Though they fell to the Pamlico County Hurricanes in late February, the Lady Canes were the only team – boys or girls – in northeastern North Carolina’s three high school conferences to make it to the fourth round of the NCHSAA championships, and they ended the season with a stellar 25-1 record.
The loss certainly didn’t diminish the local pride, and residents came out in full force to home games to cheer on the Canes, and even lined the sides of N.C. Highway 12 as the Canes departed for their away playoff game in Bayboro, N.C.
With many players returning for the 2018/2019 season, there’s ample reason to believe that the Lady Canes will once again make waves on a local and statewide level.
Blackbeard’s 300th Anniversary
In late October, hundreds of pirates invaded Ocracoke Island for the annual Blackbeard’s Pirate Jamboree, and although the weather didn’t cooperate for the weekend-long event, (shocker), the festival had special significance as it marked the 300th anniversary of Blackbeard’s demise off of Ocracoke Island.

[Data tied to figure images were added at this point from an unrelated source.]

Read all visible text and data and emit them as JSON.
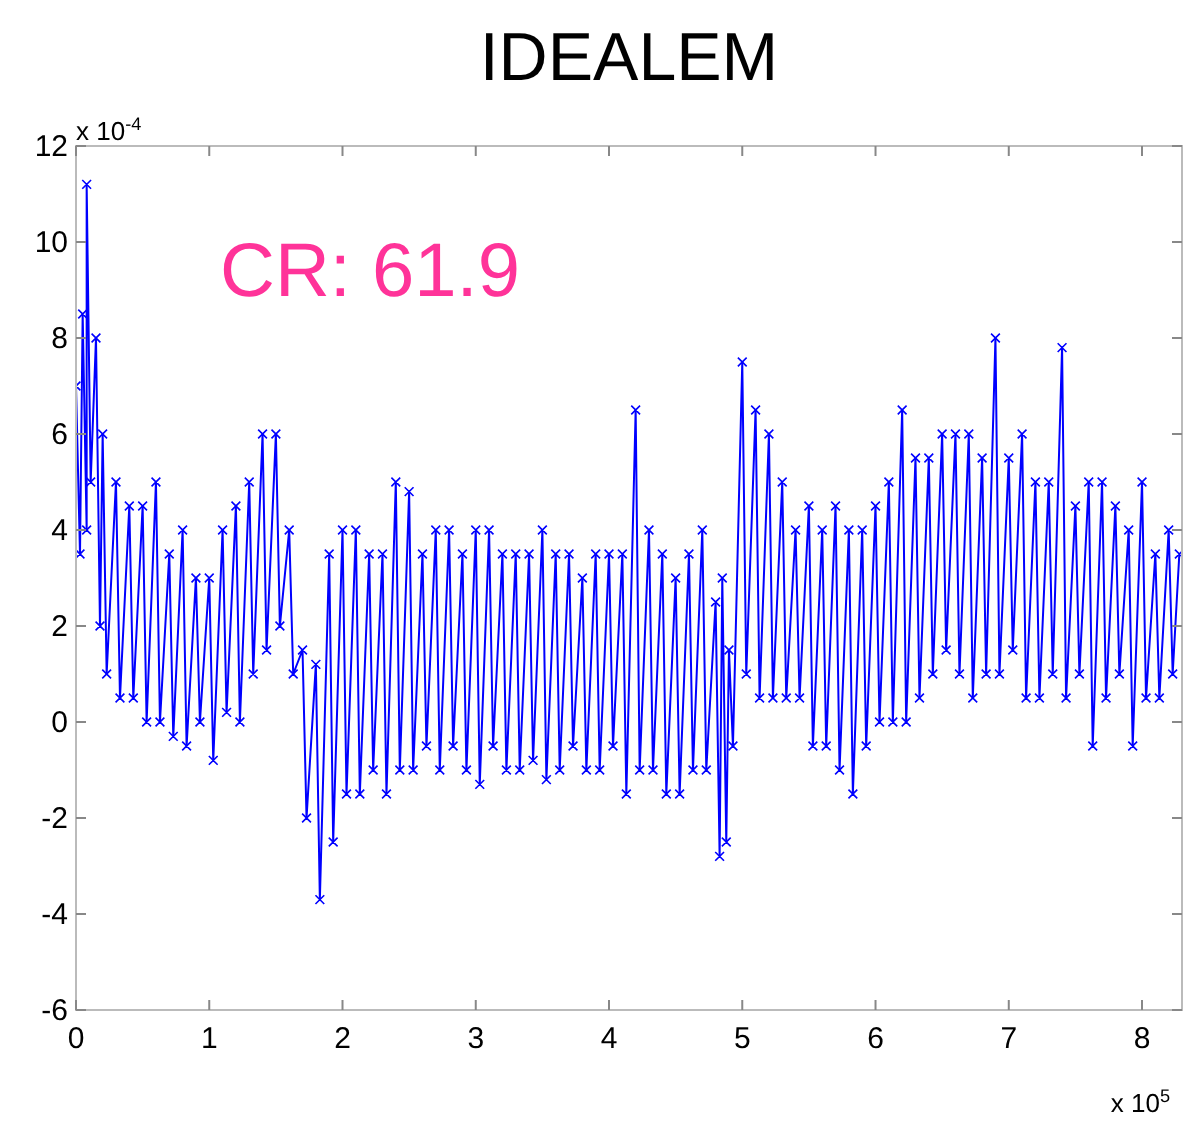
{
  "chart_data": {
    "type": "line",
    "title": "IDEALEM",
    "marker": "cross",
    "grid": false,
    "annotations": [
      "CR: 61.9",
      "x 10$^{-4}$",
      "x 10$^{5}$"
    ],
    "xlim": [
      0,
      8.3
    ],
    "xticks": [
      0,
      1,
      2,
      3,
      4,
      5,
      6,
      7,
      8
    ],
    "ylim": [
      -6,
      12
    ],
    "yticks": [
      -6,
      -4,
      -2,
      0,
      2,
      4,
      6,
      8,
      10,
      12
    ],
    "series": [
      {
        "color": "#0000ff",
        "x": [
          0,
          0.03,
          0.05,
          0.08,
          0.08,
          0.11,
          0.15,
          0.18,
          0.2,
          0.23,
          0.3,
          0.33,
          0.4,
          0.43,
          0.5,
          0.53,
          0.6,
          0.63,
          0.7,
          0.73,
          0.8,
          0.83,
          0.9,
          0.93,
          1,
          1.03,
          1.1,
          1.13,
          1.2,
          1.23,
          1.3,
          1.33,
          1.4,
          1.43,
          1.5,
          1.53,
          1.6,
          1.63,
          1.7,
          1.73,
          1.8,
          1.83,
          1.9,
          1.93,
          2,
          2.03,
          2.1,
          2.13,
          2.2,
          2.23,
          2.3,
          2.33,
          2.4,
          2.43,
          2.5,
          2.53,
          2.6,
          2.63,
          2.7,
          2.73,
          2.8,
          2.83,
          2.9,
          2.93,
          3,
          3.03,
          3.1,
          3.13,
          3.2,
          3.23,
          3.3,
          3.33,
          3.4,
          3.43,
          3.5,
          3.53,
          3.6,
          3.63,
          3.7,
          3.73,
          3.8,
          3.83,
          3.9,
          3.93,
          4,
          4.03,
          4.1,
          4.13,
          4.2,
          4.23,
          4.3,
          4.33,
          4.4,
          4.43,
          4.5,
          4.53,
          4.6,
          4.63,
          4.7,
          4.73,
          4.8,
          4.83,
          4.85,
          4.88,
          4.9,
          4.93,
          5,
          5.03,
          5.1,
          5.13,
          5.2,
          5.23,
          5.3,
          5.33,
          5.4,
          5.43,
          5.5,
          5.53,
          5.6,
          5.63,
          5.7,
          5.73,
          5.8,
          5.83,
          5.9,
          5.93,
          6,
          6.03,
          6.1,
          6.13,
          6.2,
          6.23,
          6.3,
          6.33,
          6.4,
          6.43,
          6.5,
          6.53,
          6.6,
          6.63,
          6.7,
          6.73,
          6.8,
          6.83,
          6.9,
          6.93,
          7,
          7.03,
          7.1,
          7.13,
          7.2,
          7.23,
          7.3,
          7.33,
          7.4,
          7.43,
          7.5,
          7.53,
          7.6,
          7.63,
          7.7,
          7.73,
          7.8,
          7.83,
          7.9,
          7.93,
          8,
          8.03,
          8.1,
          8.13,
          8.2,
          8.23,
          8.28
        ],
        "values": [
          7,
          3.5,
          8.5,
          4,
          11.2,
          5,
          8,
          2,
          6,
          1,
          5,
          0.5,
          4.5,
          0.5,
          4.5,
          0,
          5,
          0,
          3.5,
          -0.3,
          4,
          -0.5,
          3,
          0,
          3,
          -0.8,
          4,
          0.2,
          4.5,
          0,
          5,
          1,
          6,
          1.5,
          6,
          2,
          4,
          1,
          1.5,
          -2,
          1.2,
          -3.7,
          3.5,
          -2.5,
          4,
          -1.5,
          4,
          -1.5,
          3.5,
          -1,
          3.5,
          -1.5,
          5,
          -1,
          4.8,
          -1,
          3.5,
          -0.5,
          4,
          -1,
          4,
          -0.5,
          3.5,
          -1,
          4,
          -1.3,
          4,
          -0.5,
          3.5,
          -1,
          3.5,
          -1,
          3.5,
          -0.8,
          4,
          -1.2,
          3.5,
          -1,
          3.5,
          -0.5,
          3,
          -1,
          3.5,
          -1,
          3.5,
          -0.5,
          3.5,
          -1.5,
          6.5,
          -1,
          4,
          -1,
          3.5,
          -1.5,
          3,
          -1.5,
          3.5,
          -1,
          4,
          -1,
          2.5,
          -2.8,
          3,
          -2.5,
          1.5,
          -0.5,
          7.5,
          1,
          6.5,
          0.5,
          6,
          0.5,
          5,
          0.5,
          4,
          0.5,
          4.5,
          -0.5,
          4,
          -0.5,
          4.5,
          -1,
          4,
          -1.5,
          4,
          -0.5,
          4.5,
          0,
          5,
          0,
          6.5,
          0,
          5.5,
          0.5,
          5.5,
          1,
          6,
          1.5,
          6,
          1,
          6,
          0.5,
          5.5,
          1,
          8,
          1,
          5.5,
          1.5,
          6,
          0.5,
          5,
          0.5,
          5,
          1,
          7.8,
          0.5,
          4.5,
          1,
          5,
          -0.5,
          5,
          0.5,
          4.5,
          1,
          4,
          -0.5,
          5,
          0.5,
          3.5,
          0.5,
          4,
          1,
          3.5
        ]
      }
    ]
  }
}
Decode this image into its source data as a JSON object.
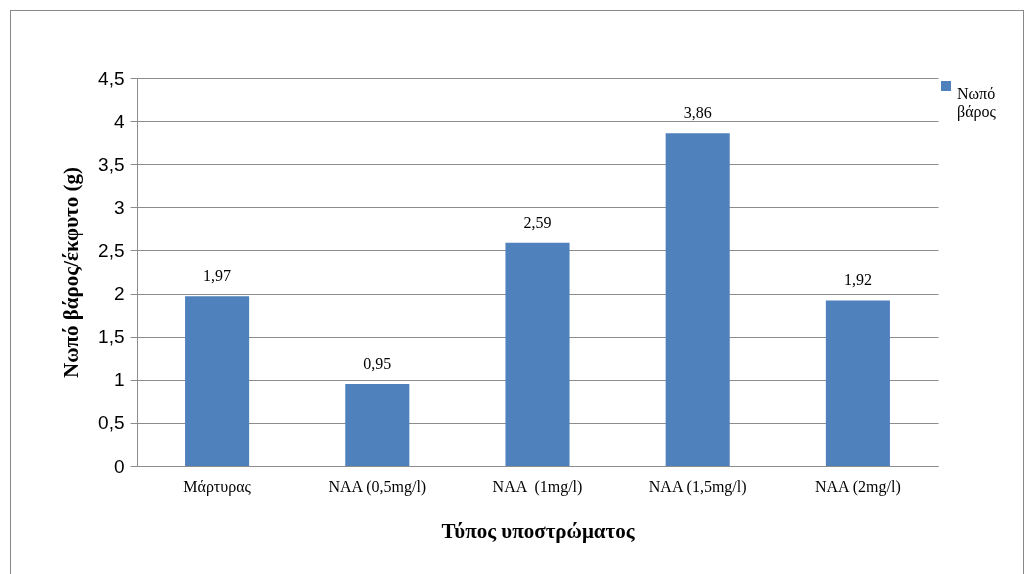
{
  "chart_data": {
    "type": "bar",
    "xlabel": "Τύπος υποστρώματος",
    "ylabel": "Νωπό βάρος/έκφυτο (g)",
    "categories": [
      "Μάρτυρας",
      "NAA (0,5mg/l)",
      "NAA  (1mg/l)",
      "NAA (1,5mg/l)",
      "NAA (2mg/l)"
    ],
    "series": [
      {
        "name": "Νωπό βάρος",
        "color": "#4f81bd",
        "values": [
          1.97,
          0.95,
          2.59,
          3.86,
          1.92
        ],
        "value_labels": [
          "1,97",
          "0,95",
          "2,59",
          "3,86",
          "1,92"
        ]
      }
    ],
    "ylim": [
      0,
      4.5
    ],
    "yticks": [
      0,
      {
        "value": 0.5,
        "label": "0,5"
      },
      1,
      {
        "value": 1.5,
        "label": "1,5"
      },
      2,
      {
        "value": 2.5,
        "label": "2,5"
      },
      3,
      {
        "value": 3.5,
        "label": "3,5"
      },
      4,
      {
        "value": 4.5,
        "label": "4,5"
      }
    ],
    "grid": "y",
    "legend": "right"
  }
}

The Battle of Ocracoke is internationally famous as Blackbeard’s last stand, as during this event, British Royal Navy Captain Robert Maynard, (under the direction of Governor of Virginia Alexander Spotswood), surprised the notorious pirate in the waters off of Ocracoke Island. Arriving on the evening of November 21, 1718, Maynard engaged Blackbeard in battle the following morning, which led to the pirate’s bloody end.
In the weeks leading up to this anniversary, new interest was cultivated in pardoning the legendary pirate, as the events surrounding his death were filled with political controversies and questionable motives. Author Kevin Duffus, a key player in the pardon initiative, even provided the Island Free Press with an incredible case for pardoning Blackbeard, which you can read here:
So that about sums up the good, the bad, and the ugly of 2018 – (for “ugly,” see the aforementioned winter storms.) With many of these stories carrying over into 2019 as well, chances are that we’ll be revisiting many of these topics in the months to come.
Finally, we would be remiss without mentioning our founder and beloved editor, Irene Nolan, who passed away on March 3, 2017, and who we still write for on a daily basis. Whenever these big stories are looming, we always think about how she would cover them, and proceed accordingly – (personally, I also think about her whenever I make egregious grammatical or spelling mistakes, which are numerous, but which I won’t point out in detail here.)
From all of us at Island Free Press, we want to thank you for helping us keep Irene’s legacy alive and well in 2018, and hopefully for many years to come.
We attribute all of our success to you – our advertisers, our readers, and everyone who shares the Island Free Press, and who loves Hatteras and Ocracoke Islands.